Los seguidores de este magnífico escritor de novelas históricas (“La trilogía de Escipión” y “La trilogía de Trajano” ) harían bien en leer esta treintena de pequeños artículos que recrean momentos intensos y curiosos de los autores y los libros esenciales de la literatura universal. La sangre de los libros sigue la senda de otro libro anterior que ya fue reseñado en este blog, La noche en que Frankenstein leyó el Quijote, pero hallamos en él más anécdotas y libertad creadora, en la medida en que tienen cabida ágiles diálogos y perfectas ambientaciones, rasgos, entre otros, que revelan que estamos ante un escritor dotado del don de contar historias. Y eso no es nada fácil.
      Santiago Posteguillo propone un recorrido a través de la literatura viva, la que ha leído, recomienda y quiere compartir. Ensalza la labor de Petrarca no sólo como poeta sino como “salvador” de documentos básicos de la antigüedad grecorromana; se refiere a la cruenta muerte de Séneca (“como filósofo digo ahora verdades, mientras que antes, como político, mentía muchas veces”); recrea la búsqueda por parte de los hijos de Dante de los cantos finales de la Divina Comedia; se divierte –y se nota– con las peripecias amorosas del osado Lope de Vega–, para quien “la poesía es pintura de los oídos, como la pintura poesía de los ojos”­–; se refiere  también al atrevido Quevedo, quien es capaz, a través de un calambur, de inmortalizar un insulto a la reina consorte Mariana de Austria: “Entre el clavel y la rosa, su Majestad escoja”; vincula las muertes de A. Punskin en un duelo con el suicidio de E. Salgari; narra la muerte de Bécquer y la peculiaridad poética de Emily Dickinson; elogia la labor de Fernando Pessoa y lo sitúa al nivel de Shakespeare al reconocer que los sonetos del portugués no son inferiores a los del autor inglés; y revela curiosidades sobre Robert Graves, Dionisio Ridruejo y Blasco Ibáñez, este último contratado por el Presidente de la República francesa para la creación de una novela –Los cuatro jinetes del Apocalipsis– con la que pretende implicar a los EE.UU. en la primera guerra mundial a favor de Francia.

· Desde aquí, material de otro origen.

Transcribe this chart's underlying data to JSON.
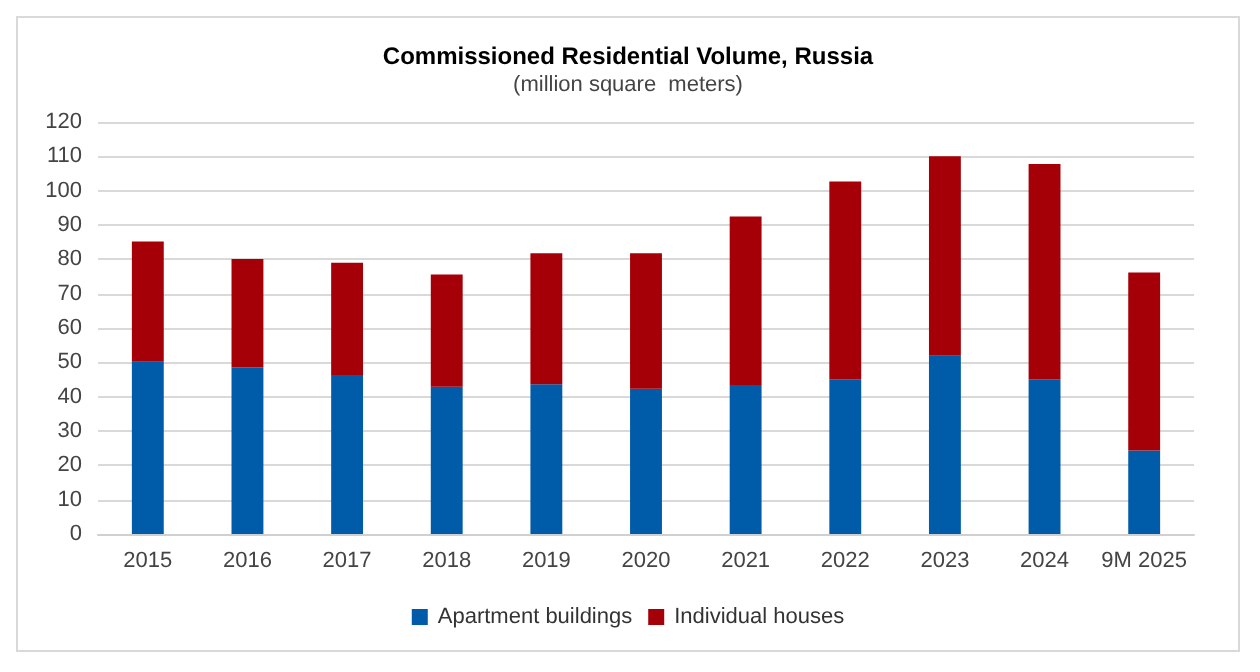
{
  "chart_data": {
    "type": "bar",
    "title": "Commissioned Residential Volume, Russia",
    "subtitle": "(million square  meters)",
    "categories": [
      "2015",
      "2016",
      "2017",
      "2018",
      "2019",
      "2020",
      "2021",
      "2022",
      "2023",
      "2024",
      "9M 2025"
    ],
    "stacked": true,
    "series": [
      {
        "name": "Apartment buildings",
        "color": "#005ca8",
        "values": [
          50.2,
          48.5,
          46.3,
          42.9,
          43.6,
          42.3,
          43.4,
          45.1,
          51.9,
          45.1,
          24.3
        ]
      },
      {
        "name": "Individual houses",
        "color": "#a50008",
        "values": [
          35.0,
          31.6,
          32.7,
          32.7,
          38.2,
          39.5,
          49.1,
          57.6,
          58.1,
          62.7,
          51.9
        ]
      }
    ],
    "ylim": [
      0,
      120
    ],
    "yticks": [
      0,
      10,
      20,
      30,
      40,
      50,
      60,
      70,
      80,
      90,
      100,
      110,
      120
    ],
    "grid": "y",
    "legend": "bottom"
  }
}
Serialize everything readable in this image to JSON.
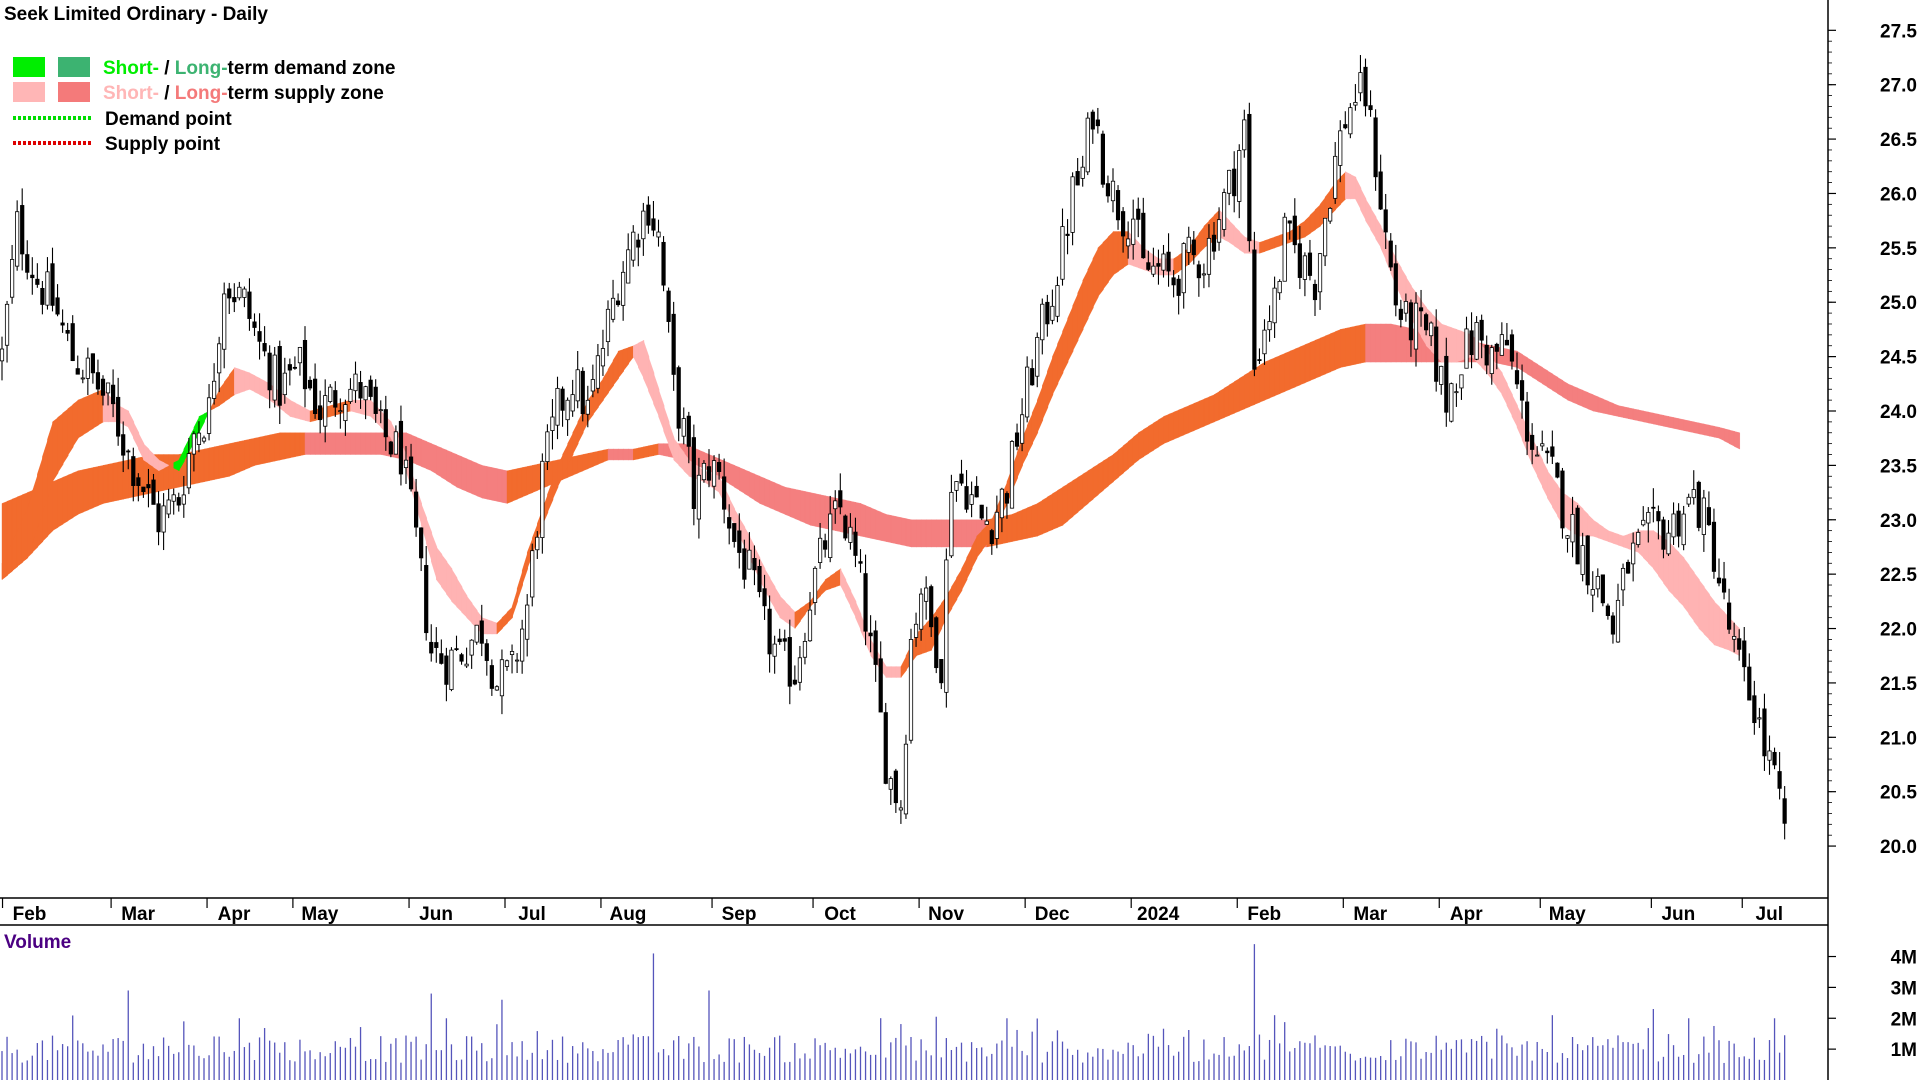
{
  "chart_data": {
    "type": "candlestick",
    "title": "Seek Limited Ordinary - Daily",
    "price_axis": {
      "ylim": [
        19.78,
        27.65
      ],
      "ticks": [
        20.0,
        20.5,
        21.0,
        21.5,
        22.0,
        22.5,
        23.0,
        23.5,
        24.0,
        24.5,
        25.0,
        25.5,
        26.0,
        26.5,
        27.0,
        27.5
      ],
      "tick_labels": [
        "20.0",
        "20.5",
        "21.0",
        "21.5",
        "22.0",
        "22.5",
        "23.0",
        "23.5",
        "24.0",
        "24.5",
        "25.0",
        "25.5",
        "26.0",
        "26.5",
        "27.0",
        "27.5"
      ]
    },
    "x_axis": {
      "tick_labels": [
        "Feb",
        "Mar",
        "Apr",
        "May",
        "Jun",
        "Jul",
        "Aug",
        "Sep",
        "Oct",
        "Nov",
        "Dec",
        "2024",
        "Feb",
        "Mar",
        "Apr",
        "May",
        "Jun",
        "Jul"
      ],
      "tick_positions": [
        0.5,
        22,
        41,
        58,
        81,
        100,
        119,
        141,
        161,
        182,
        203,
        224,
        245,
        266,
        285,
        305,
        327,
        345
      ]
    },
    "legend": {
      "placement": "top-left",
      "items": [
        {
          "label_short": "Short-",
          "sep": " / ",
          "label_long": "Long-",
          "rest": "term demand zone",
          "colors": [
            "#00ff00",
            "#3cb371"
          ]
        },
        {
          "label_short": "Short-",
          "sep": " / ",
          "label_long": "Long-",
          "rest": "term supply zone",
          "colors": [
            "#ffb6b6",
            "#f47a7a"
          ]
        },
        {
          "label": "Demand point",
          "color": "#00dd00",
          "style": "dotted"
        },
        {
          "label": "Supply point",
          "color": "#dd0000",
          "style": "dotted"
        }
      ]
    },
    "price_anchors": [
      [
        0,
        24.5
      ],
      [
        3,
        25.7
      ],
      [
        7,
        25.2
      ],
      [
        10,
        25.0
      ],
      [
        14,
        24.5
      ],
      [
        18,
        24.3
      ],
      [
        22,
        24.0
      ],
      [
        25,
        23.6
      ],
      [
        28,
        23.3
      ],
      [
        31,
        23.0
      ],
      [
        35,
        23.2
      ],
      [
        38,
        23.8
      ],
      [
        41,
        24.0
      ],
      [
        44,
        25.2
      ],
      [
        48,
        25.0
      ],
      [
        51,
        24.6
      ],
      [
        55,
        24.2
      ],
      [
        59,
        24.4
      ],
      [
        63,
        24.0
      ],
      [
        67,
        24.2
      ],
      [
        71,
        24.2
      ],
      [
        75,
        23.8
      ],
      [
        79,
        23.6
      ],
      [
        82,
        22.8
      ],
      [
        85,
        21.8
      ],
      [
        88,
        21.7
      ],
      [
        91,
        21.8
      ],
      [
        95,
        22.0
      ],
      [
        98,
        21.5
      ],
      [
        101,
        21.6
      ],
      [
        104,
        22.2
      ],
      [
        107,
        23.4
      ],
      [
        110,
        24.0
      ],
      [
        113,
        24.3
      ],
      [
        116,
        24.0
      ],
      [
        119,
        24.6
      ],
      [
        122,
        25.2
      ],
      [
        125,
        25.6
      ],
      [
        128,
        25.9
      ],
      [
        130,
        25.6
      ],
      [
        133,
        24.2
      ],
      [
        135,
        23.8
      ],
      [
        137,
        23.2
      ],
      [
        140,
        23.5
      ],
      [
        142,
        23.4
      ],
      [
        145,
        22.8
      ],
      [
        148,
        22.5
      ],
      [
        151,
        22.0
      ],
      [
        154,
        21.7
      ],
      [
        157,
        21.6
      ],
      [
        160,
        22.3
      ],
      [
        163,
        22.8
      ],
      [
        166,
        23.1
      ],
      [
        168,
        22.8
      ],
      [
        170,
        22.4
      ],
      [
        173,
        21.5
      ],
      [
        175,
        20.8
      ],
      [
        176,
        20.6
      ],
      [
        178,
        20.4
      ],
      [
        180,
        21.9
      ],
      [
        182,
        22.4
      ],
      [
        184,
        22.0
      ],
      [
        186,
        21.7
      ],
      [
        188,
        23.4
      ],
      [
        191,
        23.3
      ],
      [
        194,
        23.0
      ],
      [
        196,
        23.0
      ],
      [
        199,
        23.3
      ],
      [
        202,
        24.0
      ],
      [
        205,
        24.6
      ],
      [
        208,
        25.1
      ],
      [
        210,
        25.5
      ],
      [
        212,
        26.0
      ],
      [
        214,
        26.2
      ],
      [
        216,
        26.8
      ],
      [
        218,
        26.3
      ],
      [
        220,
        26.0
      ],
      [
        222,
        25.8
      ],
      [
        224,
        25.8
      ],
      [
        226,
        25.3
      ],
      [
        229,
        25.3
      ],
      [
        232,
        25.2
      ],
      [
        235,
        25.4
      ],
      [
        238,
        25.4
      ],
      [
        241,
        25.8
      ],
      [
        244,
        26.2
      ],
      [
        246,
        26.6
      ],
      [
        248,
        24.4
      ],
      [
        250,
        24.8
      ],
      [
        252,
        25.0
      ],
      [
        254,
        25.6
      ],
      [
        257,
        25.4
      ],
      [
        260,
        25.2
      ],
      [
        262,
        25.8
      ],
      [
        264,
        26.3
      ],
      [
        266,
        26.7
      ],
      [
        268,
        26.9
      ],
      [
        270,
        26.9
      ],
      [
        272,
        26.3
      ],
      [
        274,
        25.6
      ],
      [
        276,
        25.0
      ],
      [
        278,
        24.8
      ],
      [
        280,
        24.8
      ],
      [
        283,
        24.6
      ],
      [
        286,
        24.1
      ],
      [
        289,
        24.5
      ],
      [
        292,
        24.7
      ],
      [
        295,
        24.5
      ],
      [
        298,
        24.6
      ],
      [
        301,
        24.0
      ],
      [
        304,
        23.6
      ],
      [
        307,
        23.4
      ],
      [
        310,
        23.0
      ],
      [
        313,
        22.7
      ],
      [
        316,
        22.4
      ],
      [
        319,
        22.0
      ],
      [
        322,
        22.6
      ],
      [
        325,
        22.8
      ],
      [
        327,
        22.9
      ],
      [
        330,
        22.9
      ],
      [
        333,
        23.1
      ],
      [
        335,
        23.2
      ],
      [
        337,
        23.0
      ],
      [
        339,
        22.7
      ],
      [
        341,
        22.2
      ],
      [
        343,
        21.8
      ],
      [
        345,
        21.5
      ],
      [
        347,
        21.3
      ],
      [
        349,
        20.9
      ],
      [
        351,
        20.6
      ],
      [
        353,
        20.1
      ]
    ],
    "short_term_zone_anchors": [
      [
        0,
        22.6,
        22.45
      ],
      [
        5,
        23.1,
        22.65
      ],
      [
        10,
        23.9,
        23.35
      ],
      [
        15,
        24.1,
        23.75
      ],
      [
        20,
        24.2,
        23.9
      ],
      [
        23,
        24.05,
        23.9
      ],
      [
        25,
        24.0,
        23.85
      ],
      [
        28,
        23.7,
        23.55
      ],
      [
        31,
        23.55,
        23.45
      ],
      [
        35,
        23.45,
        23.55
      ],
      [
        39,
        23.8,
        23.95
      ],
      [
        43,
        24.2,
        24.05
      ],
      [
        46,
        24.4,
        24.15
      ],
      [
        49,
        24.35,
        24.2
      ],
      [
        53,
        24.25,
        24.1
      ],
      [
        57,
        24.1,
        23.95
      ],
      [
        61,
        24.0,
        23.9
      ],
      [
        65,
        24.05,
        23.95
      ],
      [
        69,
        24.1,
        24.0
      ],
      [
        73,
        24.1,
        23.95
      ],
      [
        77,
        23.9,
        23.75
      ],
      [
        80,
        23.6,
        23.45
      ],
      [
        83,
        23.15,
        22.95
      ],
      [
        86,
        22.75,
        22.45
      ],
      [
        89,
        22.55,
        22.25
      ],
      [
        92,
        22.3,
        22.1
      ],
      [
        95,
        22.1,
        21.95
      ],
      [
        98,
        22.05,
        21.95
      ],
      [
        101,
        22.2,
        22.1
      ],
      [
        104,
        22.7,
        22.55
      ],
      [
        107,
        23.1,
        22.95
      ],
      [
        110,
        23.5,
        23.3
      ],
      [
        113,
        23.8,
        23.6
      ],
      [
        116,
        24.1,
        23.9
      ],
      [
        119,
        24.3,
        24.1
      ],
      [
        122,
        24.55,
        24.3
      ],
      [
        125,
        24.6,
        24.5
      ],
      [
        127,
        24.65,
        24.3
      ],
      [
        130,
        24.2,
        23.95
      ],
      [
        133,
        23.75,
        23.55
      ],
      [
        136,
        23.55,
        23.4
      ],
      [
        139,
        23.45,
        23.35
      ],
      [
        142,
        23.4,
        23.25
      ],
      [
        145,
        23.1,
        22.95
      ],
      [
        148,
        22.85,
        22.65
      ],
      [
        151,
        22.55,
        22.35
      ],
      [
        154,
        22.3,
        22.1
      ],
      [
        157,
        22.15,
        22.0
      ],
      [
        160,
        22.25,
        22.2
      ],
      [
        163,
        22.45,
        22.35
      ],
      [
        166,
        22.55,
        22.4
      ],
      [
        169,
        22.25,
        22.1
      ],
      [
        172,
        21.9,
        21.75
      ],
      [
        175,
        21.65,
        21.55
      ],
      [
        178,
        21.65,
        21.55
      ],
      [
        181,
        21.95,
        21.75
      ],
      [
        184,
        22.1,
        21.8
      ],
      [
        187,
        22.3,
        22.1
      ],
      [
        190,
        22.55,
        22.35
      ],
      [
        193,
        22.85,
        22.65
      ],
      [
        196,
        23.0,
        22.85
      ],
      [
        199,
        23.35,
        23.15
      ],
      [
        202,
        23.75,
        23.5
      ],
      [
        205,
        24.1,
        23.8
      ],
      [
        208,
        24.5,
        24.15
      ],
      [
        211,
        24.85,
        24.45
      ],
      [
        214,
        25.2,
        24.75
      ],
      [
        217,
        25.5,
        25.05
      ],
      [
        220,
        25.65,
        25.25
      ],
      [
        223,
        25.65,
        25.35
      ],
      [
        226,
        25.5,
        25.3
      ],
      [
        229,
        25.4,
        25.25
      ],
      [
        232,
        25.4,
        25.25
      ],
      [
        235,
        25.5,
        25.35
      ],
      [
        238,
        25.7,
        25.5
      ],
      [
        241,
        25.85,
        25.6
      ],
      [
        243,
        25.75,
        25.55
      ],
      [
        246,
        25.6,
        25.45
      ],
      [
        249,
        25.55,
        25.45
      ],
      [
        252,
        25.6,
        25.5
      ],
      [
        255,
        25.65,
        25.55
      ],
      [
        258,
        25.75,
        25.6
      ],
      [
        261,
        25.9,
        25.7
      ],
      [
        264,
        26.1,
        25.85
      ],
      [
        266,
        26.2,
        25.95
      ],
      [
        268,
        26.15,
        25.95
      ],
      [
        270,
        25.95,
        25.75
      ],
      [
        273,
        25.7,
        25.5
      ],
      [
        276,
        25.4,
        25.15
      ],
      [
        279,
        25.15,
        24.85
      ],
      [
        282,
        24.95,
        24.6
      ],
      [
        285,
        24.8,
        24.45
      ],
      [
        288,
        24.75,
        24.45
      ],
      [
        291,
        24.7,
        24.5
      ],
      [
        294,
        24.55,
        24.35
      ],
      [
        297,
        24.35,
        24.15
      ],
      [
        300,
        24.05,
        23.85
      ],
      [
        303,
        23.75,
        23.5
      ],
      [
        306,
        23.45,
        23.2
      ],
      [
        309,
        23.25,
        22.95
      ],
      [
        312,
        23.15,
        22.85
      ],
      [
        315,
        23.0,
        22.85
      ],
      [
        318,
        22.9,
        22.8
      ],
      [
        321,
        22.85,
        22.75
      ],
      [
        324,
        22.9,
        22.7
      ],
      [
        327,
        22.9,
        22.55
      ],
      [
        330,
        22.8,
        22.35
      ],
      [
        333,
        22.65,
        22.2
      ],
      [
        336,
        22.45,
        22.0
      ],
      [
        339,
        22.25,
        21.85
      ],
      [
        342,
        22.1,
        21.8
      ],
      [
        344,
        22.0,
        21.75
      ]
    ],
    "long_term_zone_anchors": [
      [
        0,
        23.15,
        22.45
      ],
      [
        5,
        23.25,
        22.65
      ],
      [
        10,
        23.35,
        22.9
      ],
      [
        15,
        23.45,
        23.05
      ],
      [
        20,
        23.5,
        23.15
      ],
      [
        25,
        23.55,
        23.2
      ],
      [
        30,
        23.6,
        23.25
      ],
      [
        35,
        23.6,
        23.3
      ],
      [
        40,
        23.65,
        23.35
      ],
      [
        45,
        23.7,
        23.4
      ],
      [
        50,
        23.75,
        23.5
      ],
      [
        55,
        23.8,
        23.55
      ],
      [
        60,
        23.8,
        23.6
      ],
      [
        65,
        23.8,
        23.6
      ],
      [
        70,
        23.8,
        23.6
      ],
      [
        75,
        23.8,
        23.6
      ],
      [
        80,
        23.8,
        23.55
      ],
      [
        85,
        23.7,
        23.45
      ],
      [
        90,
        23.6,
        23.3
      ],
      [
        95,
        23.5,
        23.2
      ],
      [
        100,
        23.45,
        23.15
      ],
      [
        105,
        23.5,
        23.25
      ],
      [
        110,
        23.55,
        23.35
      ],
      [
        115,
        23.6,
        23.45
      ],
      [
        120,
        23.65,
        23.55
      ],
      [
        125,
        23.65,
        23.55
      ],
      [
        130,
        23.7,
        23.6
      ],
      [
        135,
        23.7,
        23.55
      ],
      [
        140,
        23.6,
        23.45
      ],
      [
        145,
        23.5,
        23.3
      ],
      [
        150,
        23.4,
        23.15
      ],
      [
        155,
        23.3,
        23.05
      ],
      [
        160,
        23.25,
        22.95
      ],
      [
        165,
        23.2,
        22.9
      ],
      [
        170,
        23.15,
        22.85
      ],
      [
        175,
        23.05,
        22.8
      ],
      [
        180,
        23.0,
        22.75
      ],
      [
        185,
        23.0,
        22.75
      ],
      [
        190,
        23.0,
        22.75
      ],
      [
        195,
        23.0,
        22.75
      ],
      [
        200,
        23.05,
        22.8
      ],
      [
        205,
        23.15,
        22.85
      ],
      [
        210,
        23.3,
        22.95
      ],
      [
        215,
        23.45,
        23.15
      ],
      [
        220,
        23.6,
        23.35
      ],
      [
        225,
        23.8,
        23.55
      ],
      [
        230,
        23.95,
        23.7
      ],
      [
        235,
        24.05,
        23.8
      ],
      [
        240,
        24.15,
        23.9
      ],
      [
        245,
        24.3,
        24.0
      ],
      [
        250,
        24.45,
        24.1
      ],
      [
        255,
        24.55,
        24.2
      ],
      [
        260,
        24.65,
        24.3
      ],
      [
        265,
        24.75,
        24.4
      ],
      [
        270,
        24.8,
        24.45
      ],
      [
        275,
        24.8,
        24.45
      ],
      [
        280,
        24.75,
        24.45
      ],
      [
        285,
        24.7,
        24.45
      ],
      [
        290,
        24.65,
        24.45
      ],
      [
        295,
        24.6,
        24.45
      ],
      [
        300,
        24.55,
        24.4
      ],
      [
        305,
        24.4,
        24.25
      ],
      [
        310,
        24.25,
        24.1
      ],
      [
        315,
        24.15,
        24.0
      ],
      [
        320,
        24.05,
        23.95
      ],
      [
        325,
        24.0,
        23.9
      ],
      [
        330,
        23.95,
        23.85
      ],
      [
        335,
        23.9,
        23.8
      ],
      [
        340,
        23.85,
        23.75
      ],
      [
        344,
        23.8,
        23.65
      ]
    ],
    "volume_axis": {
      "label": "Volume",
      "ticks": [
        1,
        2,
        3,
        4
      ],
      "tick_labels": [
        "1M",
        "2M",
        "3M",
        "4M"
      ],
      "ylim": [
        0,
        4.6
      ]
    },
    "volume_spikes": [
      [
        25,
        2.9
      ],
      [
        36,
        1.9
      ],
      [
        47,
        2.0
      ],
      [
        85,
        2.8
      ],
      [
        88,
        2.0
      ],
      [
        99,
        2.6
      ],
      [
        129,
        4.1
      ],
      [
        140,
        2.9
      ],
      [
        199,
        2.0
      ],
      [
        248,
        4.4
      ],
      [
        252,
        2.1
      ],
      [
        307,
        2.1
      ],
      [
        327,
        2.3
      ],
      [
        334,
        2.0
      ],
      [
        351,
        2.0
      ]
    ],
    "colors": {
      "candle_up": "#ffffff",
      "candle_down": "#000000",
      "volume": "#5555bb",
      "demand_short": "#00ee00",
      "demand_long": "#3cb371",
      "supply_short": "#ffb3b3",
      "supply_long": "#f47f7f",
      "zone_mixed": "#f26b2d"
    }
  }
}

      Convencido estoy de que queda mucho por hacer para que el libro y la lectura –avasallados por la tiranía de lo audiovisual– alcancen el lugar que requieren en la formación integral de los hombres. Ya decía Pedro Salinas que la mejor forma de contagiar la lectura es poner en contacto a los lectores –a los jóvenes lectores– con los buenos libros. No cabe duda de que el paso del tiempo ha seleccionado unos títulos esenciales, y de que pocos como Santiago Posteguillo sienten vivamente cómo la literatura corre por sus venas.